Visualizing urban history and imagining possible futures...

About the Cluster

No other city, of similar size and scale, faces the kind of aqueous environmental threat that Houston has experienced as recently as September 2019, with Tropical Storm Imelda, and as memorably as August 2017, with Hurricane Harvey. In the span of three recent years alone, Houston had three successive “500 year” flooding events, the frequency of which is likely to increase throughout the 21st century.

The environmental threat extends beyond climate change vectors and has dramatically increased not only with the ongoing SARS-CoV-2 pandemic, but because of such large-scale industrial accidents as the Deer Park ITC chemical fire or the deadly power outages of February 2021 across the State of Texas, all of which led to shelter-in-place situations.

While Hurricane Harvey did reveal the vulnerability of Houston’s critical energy and petrochemical infrastructures to new patterns of rainfall associated with climate change, it also demonstrated that the city is prone to disenfranchising segments of its population in times of crisis.

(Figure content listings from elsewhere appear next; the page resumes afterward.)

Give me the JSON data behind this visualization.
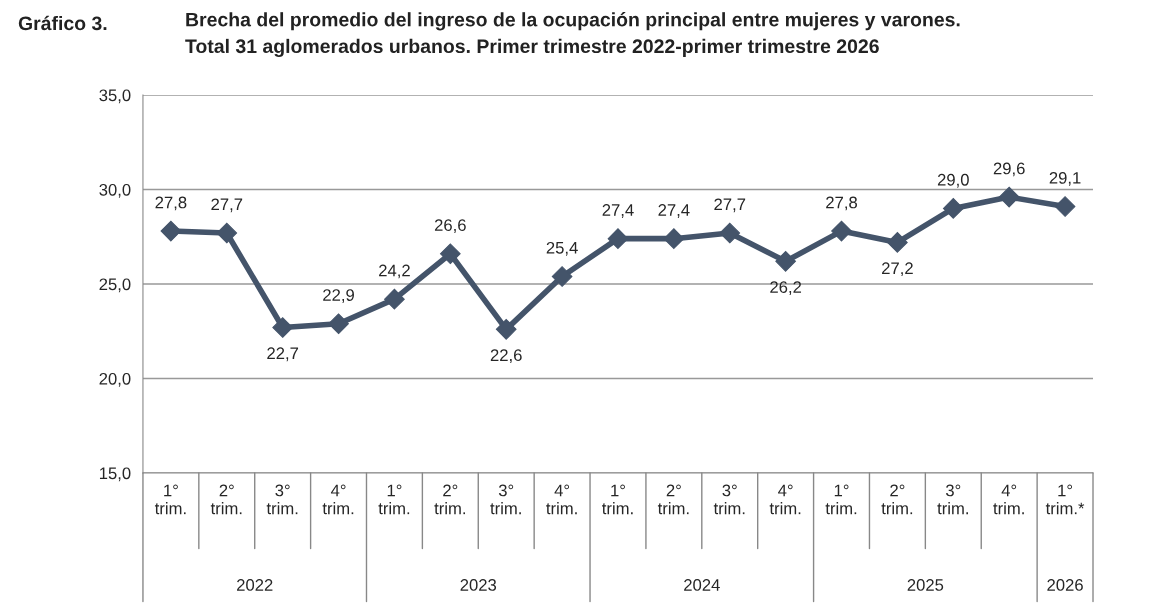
{
  "chart_data": {
    "type": "line",
    "title": "Brecha del promedio del ingreso de la ocupación principal entre mujeres y varones.\nTotal 31 aglomerados urbanos. Primer trimestre 2022-primer trimestre 2026",
    "annotations": [
      "Gráfico 3.",
      "2022",
      "2023",
      "2024",
      "2025",
      "2026"
    ],
    "categories": [
      "1°\ntrim.",
      "2°\ntrim.",
      "3°\ntrim.",
      "4°\ntrim.",
      "1°\ntrim.",
      "2°\ntrim.",
      "3°\ntrim.",
      "4°\ntrim.",
      "1°\ntrim.",
      "2°\ntrim.",
      "3°\ntrim.",
      "4°\ntrim.",
      "1°\ntrim.",
      "2°\ntrim.",
      "3°\ntrim.",
      "4°\ntrim.",
      "1°\ntrim.*"
    ],
    "series": [
      {
        "color": "#44546a",
        "values": [
          27.8,
          27.7,
          22.7,
          22.9,
          24.2,
          26.6,
          22.6,
          25.4,
          27.4,
          27.4,
          27.7,
          26.2,
          27.8,
          27.2,
          29.0,
          29.6,
          29.1
        ]
      }
    ],
    "value_labels": [
      "27,8",
      "27,7",
      "22,7",
      "22,9",
      "24,2",
      "26,6",
      "22,6",
      "25,4",
      "27,4",
      "27,4",
      "27,7",
      "26,2",
      "27,8",
      "27,2",
      "29,0",
      "29,6",
      "29,1"
    ],
    "ylim": [
      15,
      35
    ],
    "yticks": [
      {
        "value": 15,
        "label": "15,0"
      },
      {
        "value": 20,
        "label": "20,0"
      },
      {
        "value": 25,
        "label": "25,0"
      },
      {
        "value": 30,
        "label": "30,0"
      },
      {
        "value": 35,
        "label": "35,0"
      }
    ],
    "grid": "y",
    "marker": "diamond",
    "line_style": "solid"
  }
}
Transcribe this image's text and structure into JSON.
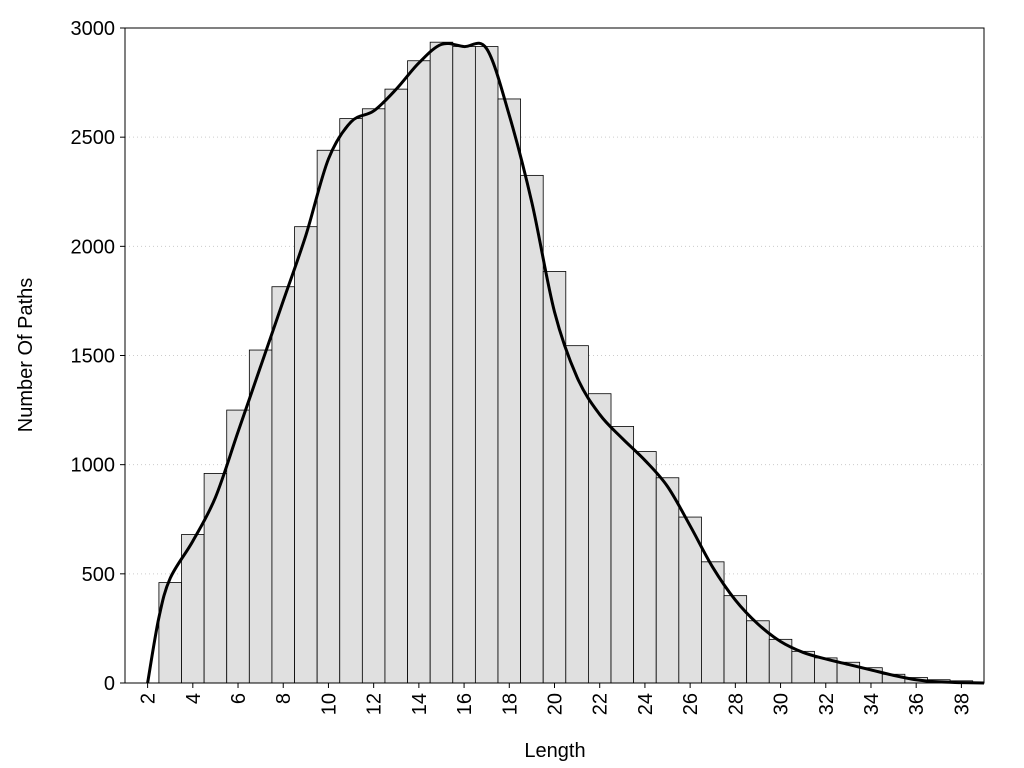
{
  "chart_data": {
    "type": "histogram",
    "x_label": "Length",
    "y_label": "Number Of Paths",
    "bins": [
      2.5,
      3.5,
      4.5,
      5.5,
      6.5,
      7.5,
      8.5,
      9.5,
      10.5,
      11.5,
      12.5,
      13.5,
      14.5,
      15.5,
      16.5,
      17.5,
      18.5,
      19.5,
      20.5,
      21.5,
      22.5,
      23.5,
      24.5,
      25.5,
      26.5,
      27.5,
      28.5,
      29.5,
      30.5,
      31.5,
      32.5,
      33.5,
      34.5,
      35.5,
      36.5,
      37.5,
      38.5
    ],
    "values": [
      460,
      680,
      960,
      1250,
      1525,
      1815,
      2090,
      2440,
      2585,
      2630,
      2720,
      2850,
      2935,
      2915,
      2915,
      2675,
      2325,
      1885,
      1545,
      1325,
      1175,
      1060,
      940,
      760,
      555,
      400,
      285,
      200,
      145,
      115,
      95,
      70,
      40,
      25,
      15,
      10
    ],
    "color": "#e0e0e0",
    "curve": {
      "color": "#000000",
      "x": [
        2,
        2.5,
        3,
        4,
        5,
        6,
        7,
        8,
        9,
        10,
        11,
        12,
        13,
        14,
        15,
        16,
        17,
        18,
        19,
        20,
        21,
        22,
        23,
        24,
        25,
        26,
        27,
        28,
        29,
        30,
        31,
        32,
        33,
        34,
        35,
        36,
        37,
        38,
        39
      ],
      "values": [
        0,
        300,
        480,
        650,
        850,
        1150,
        1450,
        1750,
        2050,
        2400,
        2570,
        2620,
        2720,
        2840,
        2925,
        2915,
        2905,
        2600,
        2200,
        1700,
        1400,
        1230,
        1120,
        1020,
        900,
        720,
        530,
        380,
        270,
        190,
        140,
        110,
        85,
        60,
        35,
        15,
        5,
        2,
        0
      ]
    },
    "xlim": [
      1,
      39
    ],
    "ylim": [
      0,
      3000
    ],
    "xticks": [
      2,
      4,
      6,
      8,
      10,
      12,
      14,
      16,
      18,
      20,
      22,
      24,
      26,
      28,
      30,
      32,
      34,
      36,
      38
    ],
    "yticks": [
      0,
      500,
      1000,
      1500,
      2000,
      2500,
      3000
    ],
    "grid": true
  }
}
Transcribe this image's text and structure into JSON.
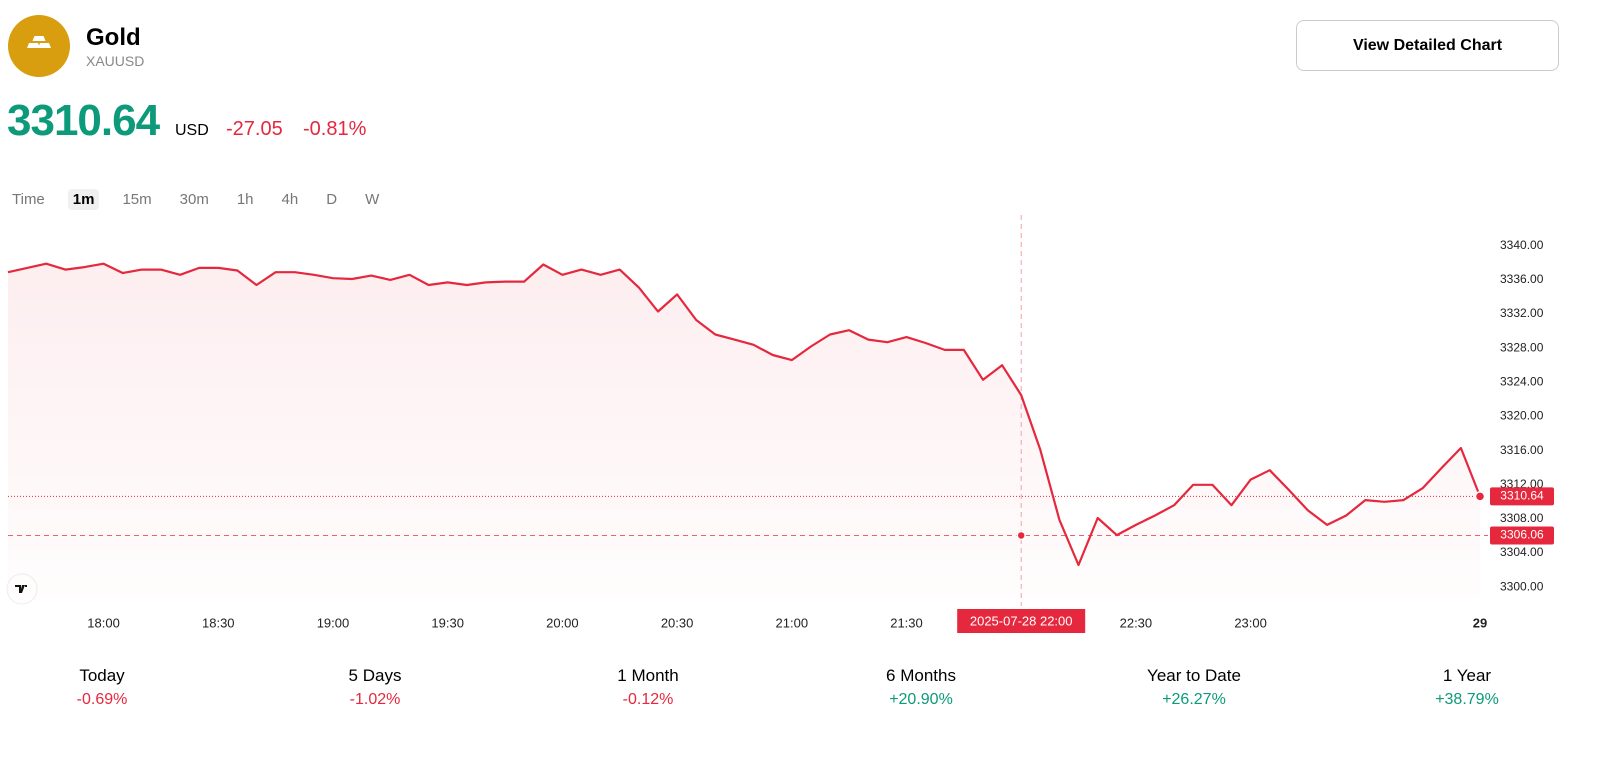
{
  "header": {
    "title": "Gold",
    "symbol": "XAUUSD",
    "button": "View Detailed Chart",
    "price": "3310.64",
    "currency": "USD",
    "change": "-27.05",
    "change_percent": "-0.81%"
  },
  "timeframes": {
    "items": [
      "Time",
      "1m",
      "15m",
      "30m",
      "1h",
      "4h",
      "D",
      "W"
    ],
    "selected": "1m"
  },
  "chart_data": {
    "type": "line",
    "color": "#e5283d",
    "x": [
      "2025-07-28 17:35",
      "2025-07-28 17:40",
      "2025-07-28 17:45",
      "2025-07-28 17:50",
      "2025-07-28 17:55",
      "2025-07-28 18:00",
      "2025-07-28 18:05",
      "2025-07-28 18:10",
      "2025-07-28 18:15",
      "2025-07-28 18:20",
      "2025-07-28 18:25",
      "2025-07-28 18:30",
      "2025-07-28 18:35",
      "2025-07-28 18:40",
      "2025-07-28 18:45",
      "2025-07-28 18:50",
      "2025-07-28 18:55",
      "2025-07-28 19:00",
      "2025-07-28 19:05",
      "2025-07-28 19:10",
      "2025-07-28 19:15",
      "2025-07-28 19:20",
      "2025-07-28 19:25",
      "2025-07-28 19:30",
      "2025-07-28 19:35",
      "2025-07-28 19:40",
      "2025-07-28 19:45",
      "2025-07-28 19:50",
      "2025-07-28 19:55",
      "2025-07-28 20:00",
      "2025-07-28 20:05",
      "2025-07-28 20:10",
      "2025-07-28 20:15",
      "2025-07-28 20:20",
      "2025-07-28 20:25",
      "2025-07-28 20:30",
      "2025-07-28 20:35",
      "2025-07-28 20:40",
      "2025-07-28 20:45",
      "2025-07-28 20:50",
      "2025-07-28 20:55",
      "2025-07-28 21:00",
      "2025-07-28 21:05",
      "2025-07-28 21:10",
      "2025-07-28 21:15",
      "2025-07-28 21:20",
      "2025-07-28 21:25",
      "2025-07-28 21:30",
      "2025-07-28 21:35",
      "2025-07-28 21:40",
      "2025-07-28 21:45",
      "2025-07-28 21:50",
      "2025-07-28 21:55",
      "2025-07-28 22:00",
      "2025-07-28 22:05",
      "2025-07-28 22:10",
      "2025-07-28 22:15",
      "2025-07-28 22:20",
      "2025-07-28 22:25",
      "2025-07-28 22:30",
      "2025-07-28 22:35",
      "2025-07-28 22:40",
      "2025-07-28 22:45",
      "2025-07-28 22:50",
      "2025-07-28 22:55",
      "2025-07-28 23:00",
      "2025-07-28 23:05",
      "2025-07-28 23:10",
      "2025-07-28 23:15",
      "2025-07-28 23:20",
      "2025-07-28 23:25",
      "2025-07-28 23:30",
      "2025-07-28 23:35",
      "2025-07-28 23:40",
      "2025-07-28 23:45",
      "2025-07-28 23:50",
      "2025-07-28 23:55",
      "2025-07-29 00:00"
    ],
    "values": [
      3336.9,
      3337.4,
      3337.9,
      3337.2,
      3337.5,
      3337.9,
      3336.8,
      3337.2,
      3337.2,
      3336.6,
      3337.4,
      3337.4,
      3337.1,
      3335.4,
      3336.9,
      3336.9,
      3336.6,
      3336.2,
      3336.1,
      3336.5,
      3336.0,
      3336.6,
      3335.4,
      3335.7,
      3335.4,
      3335.7,
      3335.8,
      3335.8,
      3337.8,
      3336.6,
      3337.2,
      3336.6,
      3337.2,
      3335.1,
      3332.3,
      3334.3,
      3331.3,
      3329.6,
      3329.0,
      3328.4,
      3327.2,
      3326.6,
      3328.2,
      3329.6,
      3330.1,
      3329.0,
      3328.7,
      3329.3,
      3328.6,
      3327.8,
      3327.8,
      3324.3,
      3326.0,
      3322.5,
      3316.1,
      3307.9,
      3302.6,
      3308.1,
      3306.1,
      3307.3,
      3308.4,
      3309.6,
      3312.0,
      3312.0,
      3309.6,
      3312.6,
      3313.7,
      3311.4,
      3309.0,
      3307.3,
      3308.4,
      3310.2,
      3310.0,
      3310.2,
      3311.6,
      3314.0,
      3316.3,
      3310.64
    ],
    "xlim": [
      "2025-07-28 17:35",
      "2025-07-29 00:00"
    ],
    "xticks": [
      {
        "value": "2025-07-28 18:00",
        "label": "18:00"
      },
      {
        "value": "2025-07-28 18:30",
        "label": "18:30"
      },
      {
        "value": "2025-07-28 19:00",
        "label": "19:00"
      },
      {
        "value": "2025-07-28 19:30",
        "label": "19:30"
      },
      {
        "value": "2025-07-28 20:00",
        "label": "20:00"
      },
      {
        "value": "2025-07-28 20:30",
        "label": "20:30"
      },
      {
        "value": "2025-07-28 21:00",
        "label": "21:00"
      },
      {
        "value": "2025-07-28 21:30",
        "label": "21:30"
      },
      {
        "value": "2025-07-28 22:30",
        "label": "22:30"
      },
      {
        "value": "2025-07-28 23:00",
        "label": "23:00"
      },
      {
        "value": "2025-07-29 00:00",
        "label": "29"
      }
    ],
    "ylim": [
      3298.5,
      3343.6
    ],
    "yticks": [
      {
        "value": 3300,
        "label": "3300.00"
      },
      {
        "value": 3304,
        "label": "3304.00"
      },
      {
        "value": 3308,
        "label": "3308.00"
      },
      {
        "value": 3312,
        "label": "3312.00"
      },
      {
        "value": 3316,
        "label": "3316.00"
      },
      {
        "value": 3320,
        "label": "3320.00"
      },
      {
        "value": 3324,
        "label": "3324.00"
      },
      {
        "value": 3328,
        "label": "3328.00"
      },
      {
        "value": 3332,
        "label": "3332.00"
      },
      {
        "value": 3336,
        "label": "3336.00"
      },
      {
        "value": 3340,
        "label": "3340.00"
      }
    ],
    "last_price": 3310.64,
    "crosshair": {
      "x": "2025-07-28 22:00",
      "y": 3306.06
    }
  },
  "stats": [
    {
      "label": "Today",
      "value": "-0.69%"
    },
    {
      "label": "5 Days",
      "value": "-1.02%"
    },
    {
      "label": "1 Month",
      "value": "-0.12%"
    },
    {
      "label": "6 Months",
      "value": "+20.90%"
    },
    {
      "label": "Year to Date",
      "value": "+26.27%"
    },
    {
      "label": "1 Year",
      "value": "+38.79%"
    }
  ]
}
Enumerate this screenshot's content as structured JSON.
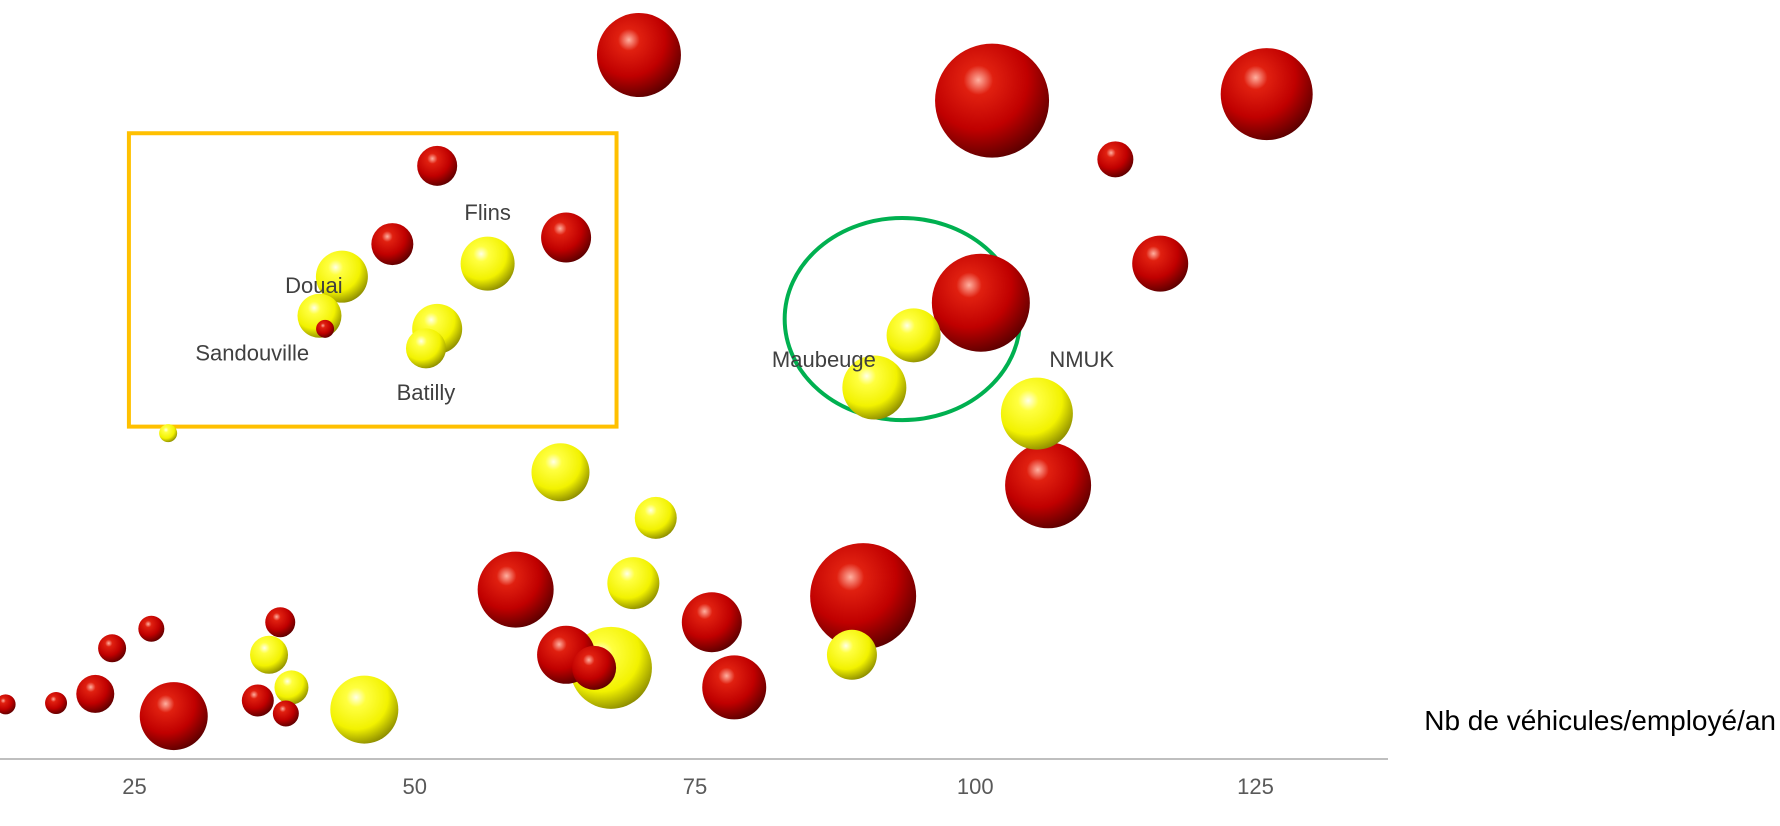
{
  "chart_data": {
    "type": "scatter",
    "title": "",
    "xlabel": "Nb de véhicules/employé/an",
    "ylabel": "",
    "xlim": [
      13,
      137
    ],
    "x_ticks": [
      "25",
      "50",
      "75",
      "100",
      "125"
    ],
    "y_ticks": [],
    "grid": false,
    "legend": "none",
    "colors": {
      "red": "#c00000",
      "yellow": "#ffff00",
      "highlight_rect": "#ffc000",
      "highlight_ellipse": "#00b050",
      "axis": "#bfbfbf"
    },
    "series": [
      {
        "color": "red",
        "points": [
          {
            "x": 13.5,
            "y": 1.2,
            "size": 10
          },
          {
            "x": 18.0,
            "y": 1.3,
            "size": 11
          },
          {
            "x": 21.5,
            "y": 2.0,
            "size": 19
          },
          {
            "x": 23.0,
            "y": 5.5,
            "size": 14
          },
          {
            "x": 26.5,
            "y": 7.0,
            "size": 13
          },
          {
            "x": 28.5,
            "y": 0.3,
            "size": 34
          },
          {
            "x": 36.0,
            "y": 1.5,
            "size": 16
          },
          {
            "x": 38.0,
            "y": 7.5,
            "size": 15
          },
          {
            "x": 38.5,
            "y": 0.5,
            "size": 13
          },
          {
            "x": 42.0,
            "y": 30.0,
            "size": 9
          },
          {
            "x": 48.0,
            "y": 36.5,
            "size": 21
          },
          {
            "x": 52.0,
            "y": 42.5,
            "size": 20
          },
          {
            "x": 59.0,
            "y": 10.0,
            "size": 38
          },
          {
            "x": 63.5,
            "y": 37.0,
            "size": 25
          },
          {
            "x": 63.5,
            "y": 5.0,
            "size": 29
          },
          {
            "x": 66.0,
            "y": 4.0,
            "size": 22
          },
          {
            "x": 70.0,
            "y": 51.0,
            "size": 42
          },
          {
            "x": 76.5,
            "y": 7.5,
            "size": 30
          },
          {
            "x": 78.5,
            "y": 2.5,
            "size": 32
          },
          {
            "x": 90.0,
            "y": 9.5,
            "size": 53
          },
          {
            "x": 100.5,
            "y": 32.0,
            "size": 49
          },
          {
            "x": 101.5,
            "y": 47.5,
            "size": 57
          },
          {
            "x": 106.5,
            "y": 18.0,
            "size": 43
          },
          {
            "x": 112.5,
            "y": 43.0,
            "size": 18
          },
          {
            "x": 116.5,
            "y": 35.0,
            "size": 28
          },
          {
            "x": 126.0,
            "y": 48.0,
            "size": 46
          }
        ]
      },
      {
        "color": "yellow",
        "points": [
          {
            "x": 28.0,
            "y": 22.0,
            "size": 9
          },
          {
            "x": 37.0,
            "y": 5.0,
            "size": 19
          },
          {
            "x": 39.0,
            "y": 2.5,
            "size": 17
          },
          {
            "x": 41.5,
            "y": 31.0,
            "size": 22
          },
          {
            "x": 43.5,
            "y": 34.0,
            "size": 26
          },
          {
            "x": 45.5,
            "y": 0.8,
            "size": 34
          },
          {
            "x": 51.0,
            "y": 28.5,
            "size": 20
          },
          {
            "x": 52.0,
            "y": 30.0,
            "size": 25
          },
          {
            "x": 56.5,
            "y": 35.0,
            "size": 27
          },
          {
            "x": 63.0,
            "y": 19.0,
            "size": 29
          },
          {
            "x": 67.5,
            "y": 4.0,
            "size": 41
          },
          {
            "x": 69.5,
            "y": 10.5,
            "size": 26
          },
          {
            "x": 71.5,
            "y": 15.5,
            "size": 21
          },
          {
            "x": 89.0,
            "y": 5.0,
            "size": 25
          },
          {
            "x": 91.0,
            "y": 25.5,
            "size": 32
          },
          {
            "x": 94.5,
            "y": 29.5,
            "size": 27
          },
          {
            "x": 105.5,
            "y": 23.5,
            "size": 36
          }
        ]
      }
    ],
    "annotations": [
      {
        "text": "Flins",
        "x": 56.5,
        "y": 38.8
      },
      {
        "text": "Douai",
        "x": 41.0,
        "y": 33.2
      },
      {
        "text": "Sandouville",
        "x": 35.5,
        "y": 28.0
      },
      {
        "text": "Batilly",
        "x": 51.0,
        "y": 25.0
      },
      {
        "text": "Maubeuge",
        "x": 86.5,
        "y": 27.5
      },
      {
        "text": "NMUK",
        "x": 109.5,
        "y": 27.5
      }
    ],
    "highlight_regions": [
      {
        "shape": "rectangle",
        "color": "highlight_rect",
        "x_range": [
          24.5,
          68.0
        ],
        "y_range": [
          22.5,
          45.0
        ]
      },
      {
        "shape": "ellipse",
        "color": "highlight_ellipse",
        "x_range": [
          83.0,
          104.0
        ],
        "y_range": [
          23.0,
          38.5
        ]
      }
    ]
  }
}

Hence this research cluster, the purpose of which is to better understand the riddles of climate change, the virulence of pandemics, and the social consequences of failing infrastructure.

Many of the platforms and dashboards created in this cluster combine academic research with public-facing mapping techniques aimed at both scholarly interpretation and community engagement. Together, these UIs also map out racial, inequity, displacement, and integration in Houston and its surrounding areas. By creating the means by which we can imagine a more diverse, equitable, and inclusive city, these UIs (plus many more to follow) will serve to better understand and address how racial injustice has affected, and continues to affect, us.